Otro caballito de batalla de la derecha fue el racismo. La migración “ilegal” desde África a España está siendo problemática y un reto político de envergadura. Incluso menores de edad, niños, están llegando solos a las costas o a las vallas de la frontera. Los traumas generados en el viaje se ven reforzados cuando llegan y los encierran en centros de migrantes con un formato de cárcel sin condena hasta que los suelten o los deporten. Ese periplo al completo puede durar años y las consecuencias psicológicas provocadas son obvias. Es por eso que algunos de esos menores caen en el delito, el alcoholismo o el tráfico de drogas. La criminalización individual de un problema político y llamarlos “menas” –acrónimo de Menores Extranjeros No Acompañados– cosificando a niños, es vomitivo. Es la Europa blanca, profunda e imperialista sin complejos.

Terremoto nacional en Madrid

El hecho de que la derecha cavernaria arrolle electoralmente en Madrid es algo normal. El terremoto, en este sentido, no debería serlo tanto. Sin embargo, la derecha se empeñó en hacer de estas elecciones un plebiscito sobre el gobierno nacional. La adopción por parte del PP del discurso ultra de Vox encontró un espejo hecho a medida con la aparición en escena de Pablo Iglesias, líder de Unidas Podemos y vicepresidente del gobierno. Iglesias decidió dejar el gobierno nacional para presentarse en las elecciones regionales de Madrid con la idea de que, si se ganaba en Madrid, la derecha sería derrotada en España. En realidad, su figura ya no era un aliciente y él mismo, de la manera más degradante, se tuvo que dar cuenta. Desde la compra de su casa, Iglesias era uno más. La misma noche de las elecciones dimitió de todos sus cargos.

La victoria del campo progresista se la llevó Más Madrid, el partido escindido de Podemos y cuya figura es Íñigo Errejón. Se llevó casi 20% con una ideología bastante aguada: principios muy elevados y vagos, feminista, queer, verde y cierto aire regionalista pop madrileño. No obstante, es reseñable el poder territorial que ha construido en un lugar hostil.

La victoriosa Isabel Díaz Ayuso, de carácter ignorante pero orgulloso porque ella es de familia bien y fue educada para mandar como buena aristócrata, muestra el camino a la derecha. Llevar el discurso al exabrupto agresivo, a la libertad entendida como “hago lo que me sale de los cojones” parece que, hoy, une a una derecha dividida que es difícil que gane las elecciones nacionales si no se presenta bajo una misma lista.
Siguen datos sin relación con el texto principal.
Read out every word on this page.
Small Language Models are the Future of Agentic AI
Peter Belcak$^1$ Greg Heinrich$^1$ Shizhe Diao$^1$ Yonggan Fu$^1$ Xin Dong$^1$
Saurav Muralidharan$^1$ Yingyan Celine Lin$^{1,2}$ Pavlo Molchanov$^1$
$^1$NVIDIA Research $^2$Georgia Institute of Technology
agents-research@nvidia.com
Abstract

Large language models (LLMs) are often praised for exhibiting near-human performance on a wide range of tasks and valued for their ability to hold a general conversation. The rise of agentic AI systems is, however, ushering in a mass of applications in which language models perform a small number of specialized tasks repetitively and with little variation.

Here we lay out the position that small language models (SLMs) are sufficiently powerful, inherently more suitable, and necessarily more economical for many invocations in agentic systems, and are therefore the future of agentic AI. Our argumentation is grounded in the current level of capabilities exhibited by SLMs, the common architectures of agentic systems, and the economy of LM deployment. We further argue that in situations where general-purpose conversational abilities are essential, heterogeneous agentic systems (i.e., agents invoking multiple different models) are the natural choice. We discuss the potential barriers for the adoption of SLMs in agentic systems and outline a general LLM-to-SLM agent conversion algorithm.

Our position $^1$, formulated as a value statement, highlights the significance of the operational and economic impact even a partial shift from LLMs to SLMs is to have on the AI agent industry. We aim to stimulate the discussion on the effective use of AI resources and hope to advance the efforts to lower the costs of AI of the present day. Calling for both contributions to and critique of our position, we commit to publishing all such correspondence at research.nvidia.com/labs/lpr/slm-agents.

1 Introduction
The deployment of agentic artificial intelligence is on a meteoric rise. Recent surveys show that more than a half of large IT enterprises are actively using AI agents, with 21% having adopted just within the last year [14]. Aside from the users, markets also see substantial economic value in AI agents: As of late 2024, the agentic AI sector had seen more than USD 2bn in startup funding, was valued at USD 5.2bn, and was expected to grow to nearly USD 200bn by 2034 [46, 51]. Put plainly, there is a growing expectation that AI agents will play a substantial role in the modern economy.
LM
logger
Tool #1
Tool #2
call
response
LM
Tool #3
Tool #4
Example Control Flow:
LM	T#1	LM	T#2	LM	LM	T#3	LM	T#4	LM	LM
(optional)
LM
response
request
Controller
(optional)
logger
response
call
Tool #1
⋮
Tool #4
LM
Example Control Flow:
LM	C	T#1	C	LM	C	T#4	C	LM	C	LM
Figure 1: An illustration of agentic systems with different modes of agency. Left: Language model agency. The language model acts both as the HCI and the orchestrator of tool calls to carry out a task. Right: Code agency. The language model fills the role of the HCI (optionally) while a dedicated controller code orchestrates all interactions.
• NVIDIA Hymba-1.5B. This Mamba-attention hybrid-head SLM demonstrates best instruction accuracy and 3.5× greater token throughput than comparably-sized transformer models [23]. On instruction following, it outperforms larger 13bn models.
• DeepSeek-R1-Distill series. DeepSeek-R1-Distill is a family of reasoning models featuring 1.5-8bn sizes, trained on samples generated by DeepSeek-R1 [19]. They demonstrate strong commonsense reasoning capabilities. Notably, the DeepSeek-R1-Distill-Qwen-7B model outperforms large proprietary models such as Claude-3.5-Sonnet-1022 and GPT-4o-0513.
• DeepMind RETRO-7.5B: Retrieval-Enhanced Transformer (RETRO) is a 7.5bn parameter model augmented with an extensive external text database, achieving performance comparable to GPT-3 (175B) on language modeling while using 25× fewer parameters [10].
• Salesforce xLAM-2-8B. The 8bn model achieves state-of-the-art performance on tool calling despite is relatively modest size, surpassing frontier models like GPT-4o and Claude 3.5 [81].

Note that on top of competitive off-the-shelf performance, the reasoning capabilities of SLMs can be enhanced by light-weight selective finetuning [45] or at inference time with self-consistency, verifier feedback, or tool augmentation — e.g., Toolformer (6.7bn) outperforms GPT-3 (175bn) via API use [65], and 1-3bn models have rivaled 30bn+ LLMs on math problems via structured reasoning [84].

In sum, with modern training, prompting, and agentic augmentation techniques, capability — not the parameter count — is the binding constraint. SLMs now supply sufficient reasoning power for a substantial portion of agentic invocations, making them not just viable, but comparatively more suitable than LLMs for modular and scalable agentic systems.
Detrás de todo, intuyo, se encuentra sigilosa como leitmotiv la pandemia con la sensación de crisis extraordinaria. La derecha ha sabido darle un significado político a la limitación de las libertades constitucionales decretadas por el gobierno en un momento de caos. Esas medidas draconianas no pueden simplemente justificarse con el eslogan “La vida primero que la economía”. ¿Para qué el sacrificio si todo está peor y no se ha cambiado nada? La ausencia de cualquier tipo de medida que no se base en el endeudamiento público infinito y la falta de imaginación es lo que posee el espíritu de la época. En conclusión, el progresismo como problema y como solución. La derecha montaraz o la inocuidad. Díaz Ayuso o Pedro Sánchez. Donald Trump o Joe Biden. Son tiempos de escepticismo.

Jacobo Calvo Rodríguez es licenciado en Historia por la Universidad de Santiago de Compostela y magíster en Estudios Contemporáneos de América Latina por la Universidad Complutense de Madrid.